Today I’ll take a break from that format and write about something that really matters.
I was about to start this log by writing that today was a day of giggling, which it was. John and I had a splendid time today with lots of stacking blocks, balancing toys on mommy’s head, and playing chase around that house. He got more than his fair share of bloopers (this is our family name for blowing on someone’s skin) and we just generally had a good time. It was a day of giggles.
Now that John is asleep, though, it is a day of tears. My grandmother, whom I called “Gram”, died about three weeks ago. At the time, I was in California. I was able to see her the day before she died, but she couldn’t see me. Today was her memorial service.
I think few people are blessed with such close relationships with a grandmother as I had with Gram. My family lived with them for a few months (when I was three) until my parents were able to find a house about 1.5 miles away to move to. She taught my sister and me how to bake from an early age, including us in all the holiday baking rituals and building up recipe boxes of family recipes for each of us. We often stopped by during weekday evenings for ice cream. During the summer, there was always my favorite kind of iced tea in the fridge (mostly Lipton’s Black but with a token raspberry tea bag). She volunteered with a charity league that ran a costume rental and brought home rejected costumes. Her house was a dress-up playing paradise!
She was the bookkeeper for the family furniture business, which employed about thirty people when I was in high school, and in ninth grade I began working for her every Saturday as her assistant. At the beginning, she always drove me, but after I got my permit, she let me practice driving if the weather was good. She often told people that I was the reason she was able to retire.
Dan lived with my grandparents for one summer while we were dating. We spent many Sunday afternoons that summer enjoying my grandfather’s soups and open-faced sandwiches for lunch. My parents also entertained at their house nearly every Tuesday evening that summer, weaving my grandparents into many of their friendships.
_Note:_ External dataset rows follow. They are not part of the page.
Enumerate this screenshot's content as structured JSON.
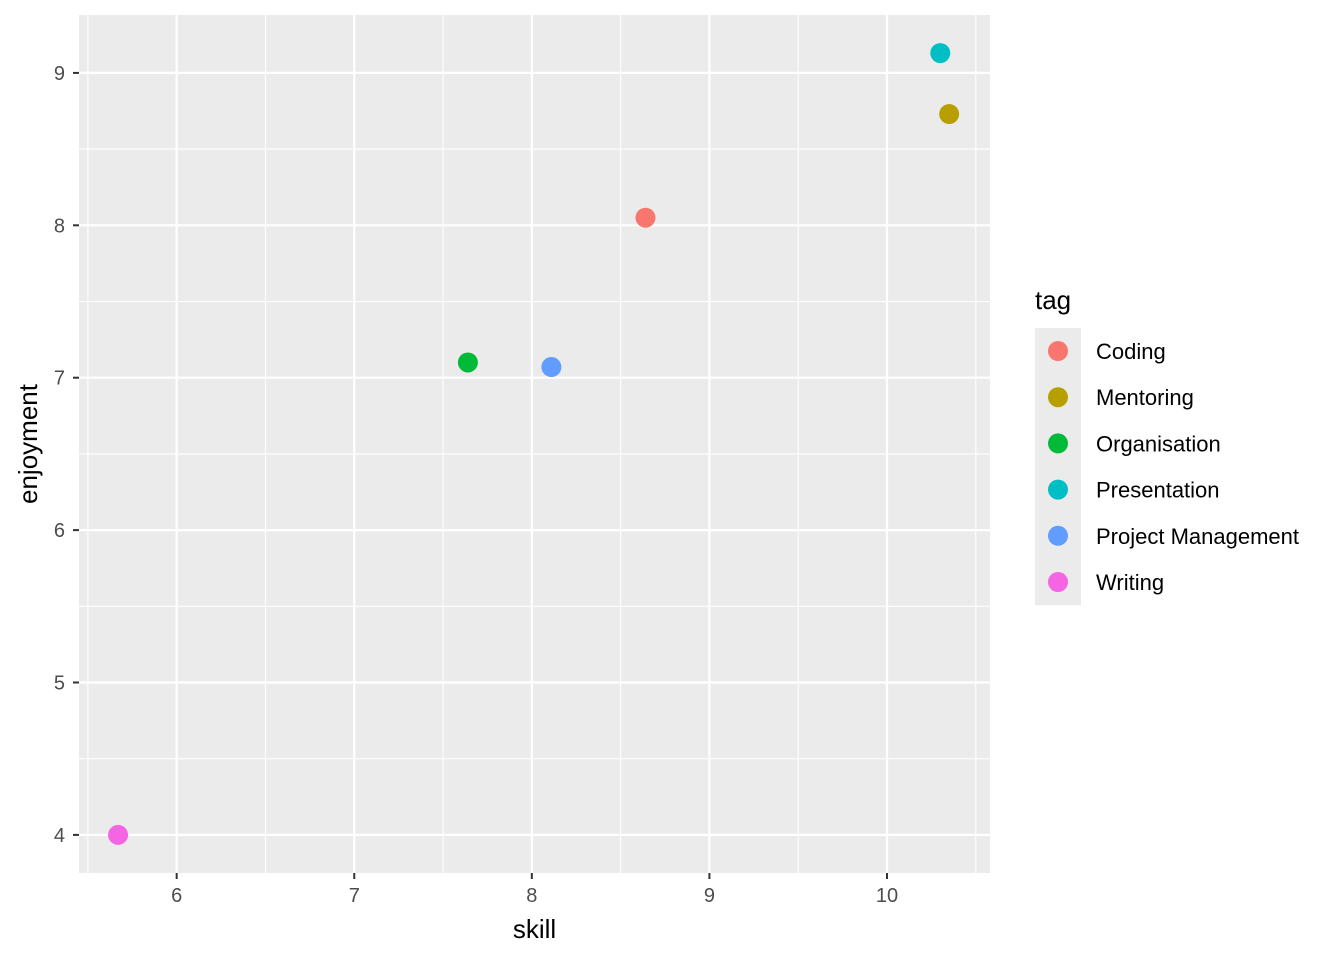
{
  "chart_data": {
    "type": "scatter",
    "title": "",
    "xlabel": "skill",
    "ylabel": "enjoyment",
    "xlim": [
      5.45,
      10.58
    ],
    "ylim": [
      3.75,
      9.38
    ],
    "x_ticks": [
      6,
      7,
      8,
      9,
      10
    ],
    "y_ticks": [
      4,
      5,
      6,
      7,
      8,
      9
    ],
    "grid": true,
    "legend": {
      "title": "tag",
      "position": "right"
    },
    "series": [
      {
        "name": "Coding",
        "color": "#F8766D",
        "x": [
          8.64
        ],
        "y": [
          8.05
        ]
      },
      {
        "name": "Mentoring",
        "color": "#B79F00",
        "x": [
          10.35
        ],
        "y": [
          8.73
        ]
      },
      {
        "name": "Organisation",
        "color": "#00BA38",
        "x": [
          7.64
        ],
        "y": [
          7.1
        ]
      },
      {
        "name": "Presentation",
        "color": "#00BFC4",
        "x": [
          10.3
        ],
        "y": [
          9.13
        ]
      },
      {
        "name": "Project Management",
        "color": "#619CFF",
        "x": [
          8.11
        ],
        "y": [
          7.07
        ]
      },
      {
        "name": "Writing",
        "color": "#F564E3",
        "x": [
          5.67
        ],
        "y": [
          4.0
        ]
      }
    ]
  }
}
There are so many more things I did with her that were special, like holiday outings, or special because they were so normal to me, like coring apples to dry, but I'll reflect on those on my own.
Although there are many things I admire about Gram (and my grandfather), I think their ability to make and retain friends is remarkable. Gram was a founding member in a bridge club that still meets today, 55 years later, and a supper club of the same age.
Gram’s grandmother never took off her wedding ring. Gram followed her tradition, getting a plain white gold band that she never took off. I too have a white gold wedding band, for the same reason.